The latest in the Terri Schiavo case is that a Florida judge has delayed removal of her feeding tube -- shortly after this cheap little stunt took place in D.C.:

...U.S. lawmakers on Friday called on Terri Schiavo to appear before congressional committees in an attempt to keep her alive.

House of Representatives leaders issued subpoenas for Schiavo while the Senate called her as a witness to congressional hearings to stave off the removal of her feeding tube, scheduled for 1 p.m....

Federal law protects a witness "from anyone who ... influences, obstructs, or impedes an inquiry or investigation by Congress," [Senator Bill] Frist said.

For some reason, this reminds me of Russell Weston. Remember him? He killed two police officers at the U.S. Capitol in 1998, and it's the most open-and-shut case of not-guilty-by-reason-of-insanity imaginable:

Russell Eugene Weston Jr. told a court-appointed psychiatrist that he stormed the U.S. Capitol last summer, killing two police officers, to prevent the United States from being annihilated by disease and legions of cannibals.

"He described his belief that time was running out and that if he did not come to Washington, D.C., he would become infected with Black Heva," wrote Sally C. Johnson, the psychiatrist who examined Weston last fall. Weston called this imaginary ailment the "most deadliest disease known to mankind" and said it was spread by the rotting corpses of cannibals' victims, Johnson wrote.

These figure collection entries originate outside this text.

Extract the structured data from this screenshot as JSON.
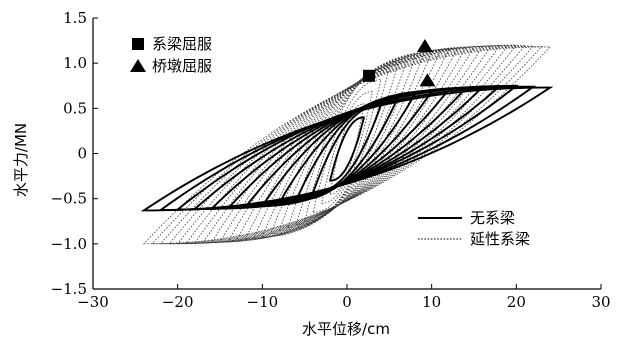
{
  "chart_data": {
    "type": "line",
    "xlabel": "水平位移/cm",
    "ylabel": "水平力/MN",
    "xlim": [
      -30,
      30
    ],
    "ylim": [
      -1.5,
      1.5
    ],
    "x_ticks": [
      -30,
      -20,
      -10,
      0,
      10,
      20,
      30
    ],
    "y_ticks": [
      -1.5,
      -1.0,
      -0.5,
      0,
      0.5,
      1.0,
      1.5
    ],
    "x_tick_labels": [
      "−30",
      "−20",
      "−10",
      "0",
      "10",
      "20",
      "30"
    ],
    "y_tick_labels": [
      "−1.5",
      "−1.0",
      "−0.5",
      "0",
      "0.5",
      "1.0",
      "1.5"
    ],
    "grid": false,
    "series": [
      {
        "name": "无系梁",
        "style": "solid",
        "color": "#000000",
        "envelope": {
          "x": [
            -24,
            -20,
            -15,
            -10,
            -5,
            -2,
            0,
            2,
            5,
            10,
            15,
            20,
            24
          ],
          "y": [
            -0.63,
            -0.62,
            -0.61,
            -0.58,
            -0.5,
            -0.3,
            0.05,
            0.4,
            0.6,
            0.69,
            0.73,
            0.75,
            0.73
          ]
        },
        "cycle_amplitudes_cm": [
          2,
          4,
          6,
          8,
          10,
          12,
          14,
          16,
          18,
          20,
          22,
          24
        ]
      },
      {
        "name": "延性系梁",
        "style": "dotted",
        "color": "#333333",
        "envelope": {
          "x": [
            -24,
            -20,
            -15,
            -10,
            -5,
            -2,
            0,
            2,
            5,
            10,
            15,
            20,
            24
          ],
          "y": [
            -1.0,
            -1.0,
            -0.98,
            -0.92,
            -0.75,
            -0.45,
            0.05,
            0.55,
            0.95,
            1.12,
            1.18,
            1.2,
            1.18
          ]
        },
        "cycle_amplitudes_cm": [
          2,
          3,
          4,
          5,
          6,
          7,
          8,
          9,
          10,
          11,
          12,
          13,
          14,
          15,
          16,
          17,
          18,
          19,
          20,
          21,
          22,
          23,
          24
        ]
      }
    ],
    "markers": [
      {
        "name": "系梁屈服",
        "shape": "square",
        "x": 2.6,
        "y": 0.86
      },
      {
        "name": "桥墩屈服",
        "shape": "triangle",
        "x": 9.2,
        "y": 1.19
      },
      {
        "name": "桥墩屈服",
        "shape": "triangle",
        "x": 9.5,
        "y": 0.81
      }
    ],
    "legends": {
      "markers": {
        "placement": "top-left",
        "items": [
          "系梁屈服",
          "桥墩屈服"
        ]
      },
      "lines": {
        "placement": "bottom-right",
        "items": [
          "无系梁",
          "延性系梁"
        ]
      }
    }
  }
}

Weston told Johnson he went to the Capitol to gain access to what he called "the ruby satellite," a device he said was kept in a Senate safe. That satellite, he insisted, was the key to putting a stop to cannibalism.

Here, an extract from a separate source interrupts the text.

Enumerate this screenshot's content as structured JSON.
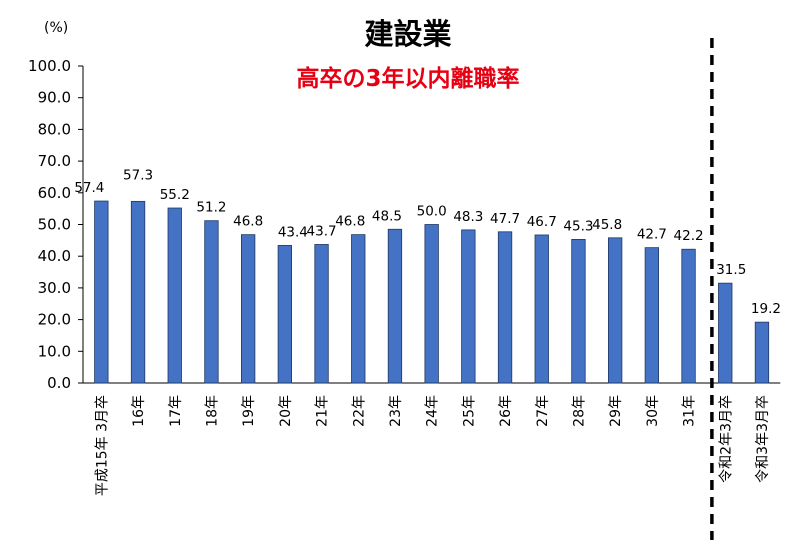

The former mental patient told another doctor that he fatally shot officers Jacob J. Chestnut and John M. Gibson on July 24 because they were cannibals who were keeping him from the satellite....

Weston was found incompetent to stand trial, but he was then forcibly medicated in order to determine whether he could be made competent -- and face the death penalty.

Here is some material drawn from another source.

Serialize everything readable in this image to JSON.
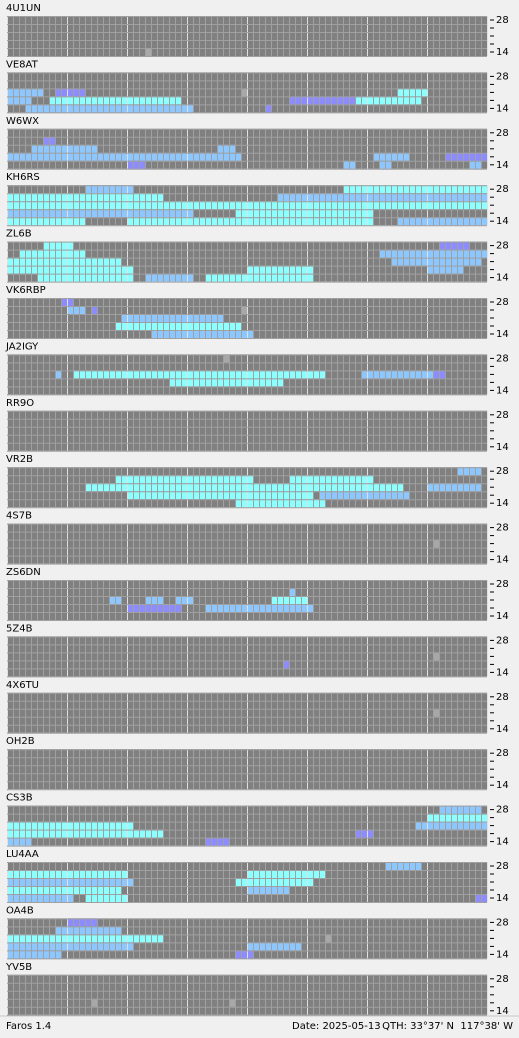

In each case, the outcome of standard procedures -- Michael Schiavo's trip through the Florida court system and Russell Weston's competency hearing -- led to a conclusion that's at odds with the simple verities a lot of Americans would like to believe rule the universe: that helpless innocents will triumph and that those who do evil will be punished. Terri Schiavo can't recover, but, for some Americans, that reality is intolerable. No rational person can be held accountable for the Capitol shootings, but some Americans find that equally intolerable. So people with the power to do so toy with the system -- and use Terri Schiavo and Russell Weston -- in order to make life jibe with their belief in a just world.